The standard lattice dynamics approach relies on the harmonic approximation, which defines phonons from the quadratic terms of the potential energy and treats anharmonic contributions as small perturbations. While effective for systems with weak anharmonicity, this approximation becomes inadequate when anharmonic effects are pronounced. Under these conditions, harmonic phonons fail to provide an accurate description of atomic motion, limiting their utility for predicting key material properties. This underscores the need for a more robust framework capable of capturing the full range of vibrational behaviors.
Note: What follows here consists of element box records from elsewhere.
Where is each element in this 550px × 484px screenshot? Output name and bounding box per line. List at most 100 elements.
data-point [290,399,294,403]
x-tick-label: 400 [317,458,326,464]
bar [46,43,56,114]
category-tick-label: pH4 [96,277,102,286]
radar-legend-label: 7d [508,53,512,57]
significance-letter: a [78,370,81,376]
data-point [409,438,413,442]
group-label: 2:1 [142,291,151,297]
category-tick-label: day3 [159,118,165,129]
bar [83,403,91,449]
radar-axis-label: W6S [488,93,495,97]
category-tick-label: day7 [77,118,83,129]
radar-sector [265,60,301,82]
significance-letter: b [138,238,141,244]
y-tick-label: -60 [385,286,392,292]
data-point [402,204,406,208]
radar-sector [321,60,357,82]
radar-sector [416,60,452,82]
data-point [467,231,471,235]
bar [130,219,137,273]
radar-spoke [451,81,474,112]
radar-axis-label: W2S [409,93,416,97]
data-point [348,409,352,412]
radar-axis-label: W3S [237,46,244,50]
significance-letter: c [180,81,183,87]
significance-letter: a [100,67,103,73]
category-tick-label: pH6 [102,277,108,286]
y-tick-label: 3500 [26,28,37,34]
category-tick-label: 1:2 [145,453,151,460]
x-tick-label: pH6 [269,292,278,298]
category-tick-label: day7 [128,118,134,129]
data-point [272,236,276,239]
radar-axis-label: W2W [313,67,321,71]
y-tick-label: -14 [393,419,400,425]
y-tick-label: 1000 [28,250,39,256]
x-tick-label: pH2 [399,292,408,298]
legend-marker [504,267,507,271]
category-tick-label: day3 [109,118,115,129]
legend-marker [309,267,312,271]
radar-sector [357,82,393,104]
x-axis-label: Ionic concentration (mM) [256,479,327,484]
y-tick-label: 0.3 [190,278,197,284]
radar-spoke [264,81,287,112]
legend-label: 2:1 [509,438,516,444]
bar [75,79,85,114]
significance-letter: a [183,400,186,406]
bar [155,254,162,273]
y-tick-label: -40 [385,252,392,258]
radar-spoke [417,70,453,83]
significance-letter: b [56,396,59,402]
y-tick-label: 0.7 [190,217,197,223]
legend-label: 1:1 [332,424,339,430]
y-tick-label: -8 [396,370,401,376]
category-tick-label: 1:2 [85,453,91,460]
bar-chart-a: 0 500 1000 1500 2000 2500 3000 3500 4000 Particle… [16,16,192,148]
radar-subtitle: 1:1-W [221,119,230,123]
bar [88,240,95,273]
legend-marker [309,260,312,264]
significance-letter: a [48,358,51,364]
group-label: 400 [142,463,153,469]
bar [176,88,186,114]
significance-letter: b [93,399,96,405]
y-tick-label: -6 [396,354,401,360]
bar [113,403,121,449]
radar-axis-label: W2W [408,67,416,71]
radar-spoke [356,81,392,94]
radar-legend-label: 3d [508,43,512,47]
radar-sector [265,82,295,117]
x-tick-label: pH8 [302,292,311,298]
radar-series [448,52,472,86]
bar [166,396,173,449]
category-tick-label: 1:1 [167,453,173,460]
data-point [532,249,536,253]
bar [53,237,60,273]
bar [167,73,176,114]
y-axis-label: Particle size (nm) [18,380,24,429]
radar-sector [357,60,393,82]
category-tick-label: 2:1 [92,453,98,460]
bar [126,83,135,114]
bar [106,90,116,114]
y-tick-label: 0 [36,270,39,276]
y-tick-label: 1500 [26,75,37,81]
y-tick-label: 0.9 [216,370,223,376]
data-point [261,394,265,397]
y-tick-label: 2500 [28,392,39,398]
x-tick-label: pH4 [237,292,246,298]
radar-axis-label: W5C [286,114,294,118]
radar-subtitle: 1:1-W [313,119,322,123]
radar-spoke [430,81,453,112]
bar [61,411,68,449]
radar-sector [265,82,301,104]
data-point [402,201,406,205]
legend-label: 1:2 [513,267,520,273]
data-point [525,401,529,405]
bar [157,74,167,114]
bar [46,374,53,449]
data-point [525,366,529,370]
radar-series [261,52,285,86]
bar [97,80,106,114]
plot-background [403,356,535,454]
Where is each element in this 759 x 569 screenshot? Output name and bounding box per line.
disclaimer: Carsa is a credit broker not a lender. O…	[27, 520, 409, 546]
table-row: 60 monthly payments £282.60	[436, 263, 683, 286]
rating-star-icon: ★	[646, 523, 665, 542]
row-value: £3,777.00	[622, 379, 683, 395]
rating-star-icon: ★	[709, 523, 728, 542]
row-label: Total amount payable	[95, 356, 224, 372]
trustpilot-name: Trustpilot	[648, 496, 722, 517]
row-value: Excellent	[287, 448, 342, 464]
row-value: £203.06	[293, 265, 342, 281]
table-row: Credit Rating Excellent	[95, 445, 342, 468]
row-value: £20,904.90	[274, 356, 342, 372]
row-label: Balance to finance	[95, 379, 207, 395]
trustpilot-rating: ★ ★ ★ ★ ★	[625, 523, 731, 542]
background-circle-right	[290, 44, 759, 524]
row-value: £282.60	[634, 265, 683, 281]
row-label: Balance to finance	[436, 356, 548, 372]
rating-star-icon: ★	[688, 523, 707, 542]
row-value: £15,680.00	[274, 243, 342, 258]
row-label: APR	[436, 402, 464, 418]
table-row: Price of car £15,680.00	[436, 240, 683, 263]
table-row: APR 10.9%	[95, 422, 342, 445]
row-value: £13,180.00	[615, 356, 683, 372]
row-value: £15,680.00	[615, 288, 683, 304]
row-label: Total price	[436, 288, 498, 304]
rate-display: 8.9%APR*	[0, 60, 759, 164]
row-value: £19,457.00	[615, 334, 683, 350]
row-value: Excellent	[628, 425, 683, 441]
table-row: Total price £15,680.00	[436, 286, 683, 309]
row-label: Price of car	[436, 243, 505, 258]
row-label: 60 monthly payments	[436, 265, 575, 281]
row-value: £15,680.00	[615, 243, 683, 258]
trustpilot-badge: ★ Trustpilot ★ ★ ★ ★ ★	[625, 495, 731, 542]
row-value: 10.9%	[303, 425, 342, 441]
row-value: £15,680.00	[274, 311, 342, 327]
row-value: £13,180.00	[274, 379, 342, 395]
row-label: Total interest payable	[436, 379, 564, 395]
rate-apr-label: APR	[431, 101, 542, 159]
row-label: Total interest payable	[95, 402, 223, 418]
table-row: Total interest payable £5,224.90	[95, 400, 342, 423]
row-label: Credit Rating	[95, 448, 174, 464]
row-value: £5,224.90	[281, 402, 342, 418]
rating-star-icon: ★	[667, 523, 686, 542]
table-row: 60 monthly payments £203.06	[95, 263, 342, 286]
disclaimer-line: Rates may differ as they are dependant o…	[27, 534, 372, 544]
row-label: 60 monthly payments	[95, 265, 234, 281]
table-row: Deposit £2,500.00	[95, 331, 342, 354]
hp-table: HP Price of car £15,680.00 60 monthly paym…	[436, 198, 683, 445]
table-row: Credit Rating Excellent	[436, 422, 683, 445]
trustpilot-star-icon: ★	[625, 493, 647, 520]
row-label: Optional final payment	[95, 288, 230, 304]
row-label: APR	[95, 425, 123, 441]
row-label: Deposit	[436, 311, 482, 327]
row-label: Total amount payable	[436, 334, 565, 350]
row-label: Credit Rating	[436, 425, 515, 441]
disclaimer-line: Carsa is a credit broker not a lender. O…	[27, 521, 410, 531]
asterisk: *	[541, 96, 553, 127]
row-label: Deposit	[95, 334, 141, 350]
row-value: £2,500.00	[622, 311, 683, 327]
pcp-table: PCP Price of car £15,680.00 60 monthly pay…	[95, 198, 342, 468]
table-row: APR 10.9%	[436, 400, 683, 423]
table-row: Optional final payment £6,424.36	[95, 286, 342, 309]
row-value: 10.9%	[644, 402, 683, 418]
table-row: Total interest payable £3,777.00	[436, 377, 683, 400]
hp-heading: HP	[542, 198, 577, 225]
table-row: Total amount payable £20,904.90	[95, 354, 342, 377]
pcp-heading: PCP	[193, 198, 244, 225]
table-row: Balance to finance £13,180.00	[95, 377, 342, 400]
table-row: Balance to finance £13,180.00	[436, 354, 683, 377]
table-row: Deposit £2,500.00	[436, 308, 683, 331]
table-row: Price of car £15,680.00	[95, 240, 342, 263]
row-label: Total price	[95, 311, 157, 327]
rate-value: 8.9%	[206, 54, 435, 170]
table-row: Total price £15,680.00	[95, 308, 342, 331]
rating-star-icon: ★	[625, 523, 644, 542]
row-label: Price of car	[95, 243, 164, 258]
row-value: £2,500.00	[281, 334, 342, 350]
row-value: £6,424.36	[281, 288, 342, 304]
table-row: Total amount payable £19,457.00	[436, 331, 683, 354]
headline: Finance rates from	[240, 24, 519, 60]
In this talk, I will present the mode-coupling theory of anharmonic lattice dynamics [1], a framework that goes beyond the harmonic approximation by incorporating temperature-dependent phonons and their interactions. Unlike conventional approaches, this theory directly addresses the dynamics of atomic motion, offering a more accurate and versatile description of strongly anharmonic systems. Through practical applications [2-4], I will illustrate how this theory enhances predictions of material properties, from heat transport to spectroscopy and beyond, opening pathways to a deeper understanding of anharmonic phenomena.
[1] A. Castellano et al, J. Chem. Phys, 159, 234501 (2023)[2] D. Ourdani et al, Phys. Rev. B 110, 014427 (2024)
[3] A. Castellano et al, Phys. Rev. B 110, 014427 (2024)
[4] N. Girroto Erhardt et al, arXiv:2410.23791